Plant wonders: Gladioli on the fringe of Soviet law

Take note – story published 2 years ago

The arrival of fall in Latvia will be associated not only of the start of the academic year, chilly mornings or the chromatic burst of foliage, but also of gladioli (sword-lilies), the pride of many a gardener and an essential for any flower-stand man (or woman). 

Gladioli are a thing in Latvia. Plant breeder Laimonis Zaķis, who heads the Latvian Association for Gladioli and Irises, explains how these flowers came to be so popular here and what has been achieved so far in the subtle art of breeding gladioli. 

Native to South Africa and the Mediterranean, these plants were first cultivated in Europe in the 17th century, with more than 2,000 breeds created over the next two hundred years.

Growing gladioli first became a popular pastime in the interbellum, with a number of companies offering globally sought-after gladioli, such as Palmer's Picardy, in the 1930s. These sword-like flowers were particularly in vogue in the 1950s, with Viktors Orehovs singling himself out as one of the top breeders. He also spread some of the craze to Russia, shipping the results of his labor of love across the Soviet Union. 

In the early 1960s, Aldonis Vēriņš brought American varieties into Latvia. This was a huge boon for breeders and the culture at large as, compared to the old Dutch varieties, the American ones were sturdier and with a better flower arrangement. This, too, contributed to the growing popularity of these plants, to the extent that in the late 1970s and early 1980s one often had to wait in line for an hour to get into an exhibition of gladioli. It was also a business looked down upon by the Soviet authorities.

While early breeders had trouble creating cerulean and green gladioli, now all colors are available except black (these still have a different shade below).

There are so many varieties breeders are hard-pressed to come up with something radically new. Instead, most work to perfect the plant, e.g., for stability, flower arrangement and resistance to the elements.

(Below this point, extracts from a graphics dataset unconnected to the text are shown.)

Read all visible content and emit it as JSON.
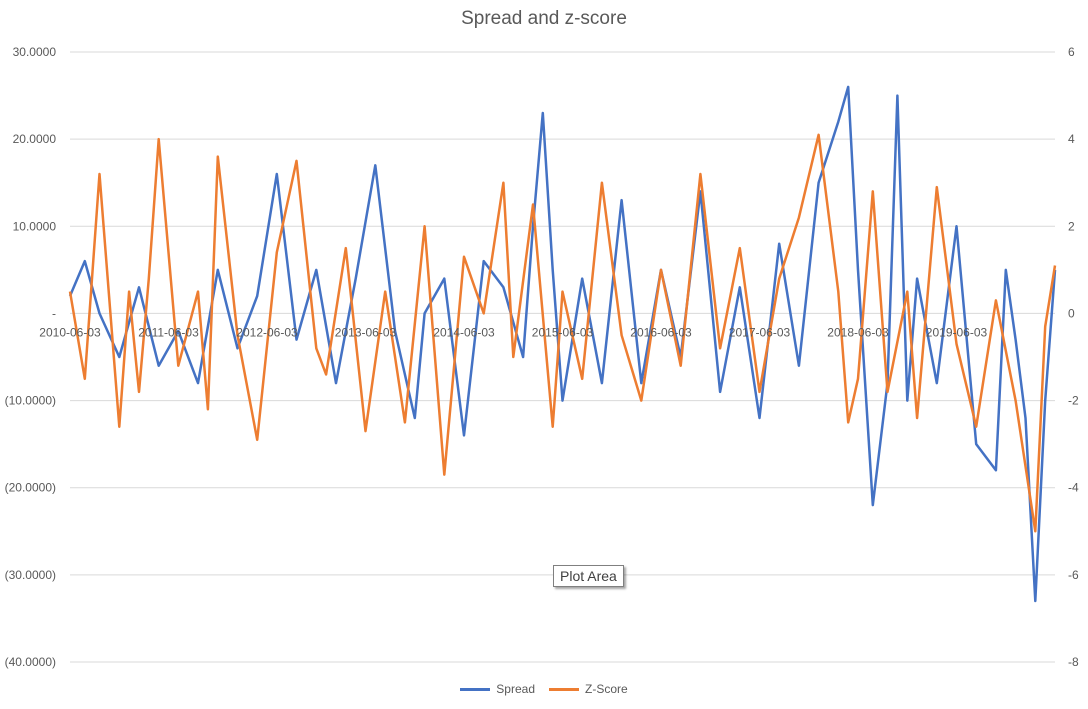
{
  "chart_data": {
    "type": "line",
    "title": "Spread and z-score",
    "tooltip": "Plot Area",
    "x_tick_labels": [
      "2010-06-03",
      "2011-06-03",
      "2012-06-03",
      "2013-06-03",
      "2014-06-03",
      "2015-06-03",
      "2016-06-03",
      "2017-06-03",
      "2018-06-03",
      "2019-06-03"
    ],
    "y_left": {
      "ylim": [
        -40,
        30
      ],
      "tick_labels": [
        "30.0000",
        "20.0000",
        "10.0000",
        "-",
        "(10.0000)",
        "(20.0000)",
        "(30.0000)",
        "(40.0000)"
      ],
      "tick_values": [
        30,
        20,
        10,
        0,
        -10,
        -20,
        -30,
        -40
      ]
    },
    "y_right": {
      "ylim": [
        -8,
        6
      ],
      "tick_labels": [
        "6",
        "4",
        "2",
        "0",
        "-2",
        "-4",
        "-6",
        "-8"
      ],
      "tick_values": [
        6,
        4,
        2,
        0,
        -2,
        -4,
        -6,
        -8
      ]
    },
    "grid": true,
    "legend_position": "bottom",
    "series": [
      {
        "name": "Spread",
        "axis": "left",
        "color": "#4472C4",
        "x": [
          2010.0,
          2010.15,
          2010.3,
          2010.5,
          2010.7,
          2010.9,
          2011.1,
          2011.3,
          2011.5,
          2011.7,
          2011.9,
          2012.1,
          2012.3,
          2012.5,
          2012.7,
          2012.9,
          2013.1,
          2013.3,
          2013.5,
          2013.6,
          2013.8,
          2014.0,
          2014.2,
          2014.4,
          2014.6,
          2014.7,
          2014.8,
          2014.9,
          2015.0,
          2015.2,
          2015.4,
          2015.6,
          2015.8,
          2016.0,
          2016.2,
          2016.4,
          2016.6,
          2016.8,
          2017.0,
          2017.2,
          2017.4,
          2017.6,
          2017.8,
          2017.9,
          2018.0,
          2018.15,
          2018.3,
          2018.4,
          2018.5,
          2018.6,
          2018.8,
          2019.0,
          2019.2,
          2019.4,
          2019.5,
          2019.6,
          2019.7,
          2019.8,
          2019.9,
          2020.0
        ],
        "values": [
          2,
          6,
          0,
          -5,
          3,
          -6,
          -2,
          -8,
          5,
          -4,
          2,
          16,
          -3,
          5,
          -8,
          4,
          17,
          -2,
          -12,
          0,
          4,
          -14,
          6,
          3,
          -5,
          10,
          23,
          5,
          -10,
          4,
          -8,
          13,
          -8,
          5,
          -5,
          14,
          -9,
          3,
          -12,
          8,
          -6,
          15,
          22,
          26,
          5,
          -22,
          -8,
          25,
          -10,
          4,
          -8,
          10,
          -15,
          -18,
          5,
          -3,
          -12,
          -33,
          -10,
          5
        ]
      },
      {
        "name": "Z-Score",
        "axis": "right",
        "color": "#ED7D31",
        "x": [
          2010.0,
          2010.15,
          2010.3,
          2010.5,
          2010.6,
          2010.7,
          2010.8,
          2010.9,
          2011.1,
          2011.3,
          2011.4,
          2011.5,
          2011.7,
          2011.9,
          2012.1,
          2012.3,
          2012.5,
          2012.6,
          2012.8,
          2013.0,
          2013.2,
          2013.4,
          2013.6,
          2013.8,
          2014.0,
          2014.2,
          2014.4,
          2014.5,
          2014.7,
          2014.9,
          2015.0,
          2015.2,
          2015.4,
          2015.6,
          2015.8,
          2016.0,
          2016.2,
          2016.4,
          2016.6,
          2016.8,
          2017.0,
          2017.2,
          2017.4,
          2017.6,
          2017.8,
          2017.9,
          2018.0,
          2018.15,
          2018.3,
          2018.5,
          2018.6,
          2018.8,
          2019.0,
          2019.2,
          2019.4,
          2019.6,
          2019.8,
          2019.9,
          2020.0
        ],
        "values": [
          0.5,
          -1.5,
          3.2,
          -2.6,
          0.5,
          -1.8,
          0.8,
          4.0,
          -1.2,
          0.5,
          -2.2,
          3.6,
          -0.5,
          -2.9,
          1.4,
          3.5,
          -0.8,
          -1.4,
          1.5,
          -2.7,
          0.5,
          -2.5,
          2.0,
          -3.7,
          1.3,
          0.0,
          3.0,
          -1.0,
          2.5,
          -2.6,
          0.5,
          -1.5,
          3.0,
          -0.5,
          -2.0,
          1.0,
          -1.2,
          3.2,
          -0.8,
          1.5,
          -1.8,
          0.8,
          2.2,
          4.1,
          0.5,
          -2.5,
          -1.5,
          2.8,
          -1.8,
          0.5,
          -2.4,
          2.9,
          -0.7,
          -2.6,
          0.3,
          -2.0,
          -5.0,
          -0.3,
          1.1
        ]
      }
    ]
  }
}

When creating a new variety, breeders pick the best specimen with at least twenty buds and eight simultaneously blooming flowers without any having started wilting. Laimonis Zaķis has seen exemplars with twenty buds apiece and created plants that had had a whopping sixteen flowers in boom at the same time. Alas, these most sumptuous gladioli wilt faster due to lack of proportion.

A series of plant wonders

Latvians like to think they are more in tune with the seasons than most. With that in mind, we'll be guiding you through the next few months with this series on the plants you can encounter from autumn onwards.

Laimonis Zaķis says that one should buy gladioli with three to four flowers about to burst to see them in bloom for the longest possible time.

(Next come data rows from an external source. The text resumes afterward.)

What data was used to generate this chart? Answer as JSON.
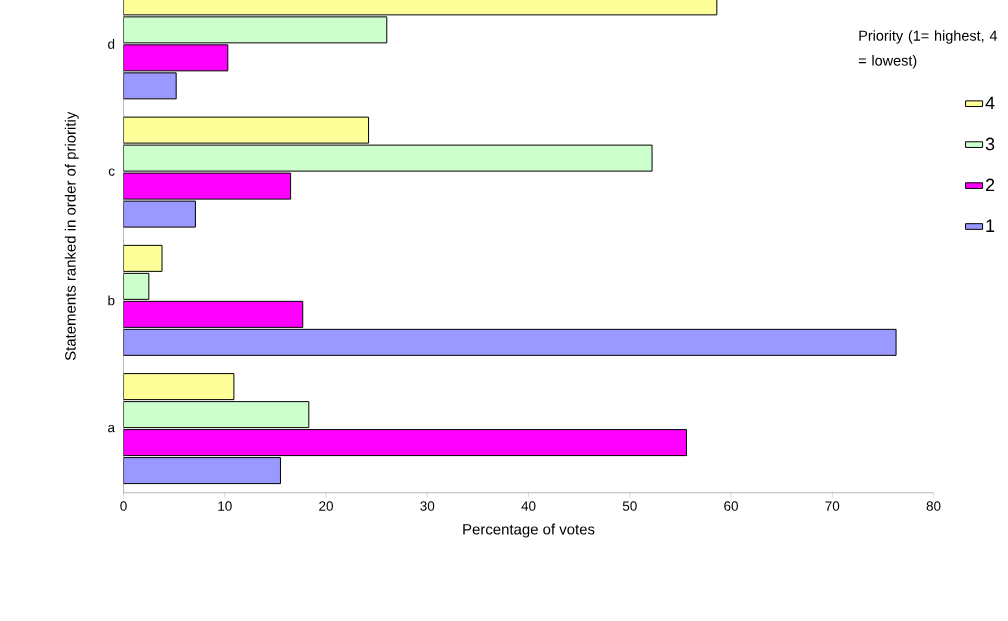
{
  "chart_data": {
    "type": "bar",
    "orientation": "horizontal",
    "xlabel": "Percentage of votes",
    "ylabel": "Statements ranked in order of prioritiy",
    "legend_title": "Priority (1= highest, 4 = lowest)",
    "legend": "right",
    "categories": [
      "d",
      "c",
      "b",
      "a"
    ],
    "series": [
      {
        "name": "1",
        "color": "#9999ff",
        "values": [
          5.2,
          7.1,
          76.3,
          15.5
        ]
      },
      {
        "name": "2",
        "color": "#ff00ff",
        "values": [
          10.3,
          16.5,
          17.7,
          55.6
        ]
      },
      {
        "name": "3",
        "color": "#ccffcc",
        "values": [
          26.0,
          52.2,
          2.5,
          18.3
        ]
      },
      {
        "name": "4",
        "color": "#ffff99",
        "values": [
          58.6,
          24.2,
          3.8,
          10.9
        ]
      }
    ],
    "xlim": [
      0,
      80
    ],
    "xticks": [
      0,
      10,
      20,
      30,
      40,
      50,
      60,
      70,
      80
    ]
  }
}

Visvaldis Viņķelis is the oldest gladioli breeder still going at it in Latvia. He has been doing this for more than 40 years and has authored more than 300 varieties. The best of his flowers are popular abroad as well. Black Night is a particularly interesting variety of his, with cherry-colored flowers that increase in intensity on the sides.

Laimonis Zaķis meanwhile has created more than 200 varieties but is convinced that his best flowers are still ahead of him. Among the best-known of his gladioli are the Brīnumdare (Miracle Worker) and Zīda tīkli (Webs of Silk). The first bloom in green and acquire a red color afterwards, while the latter are raspberry pink shot through with a white webbing.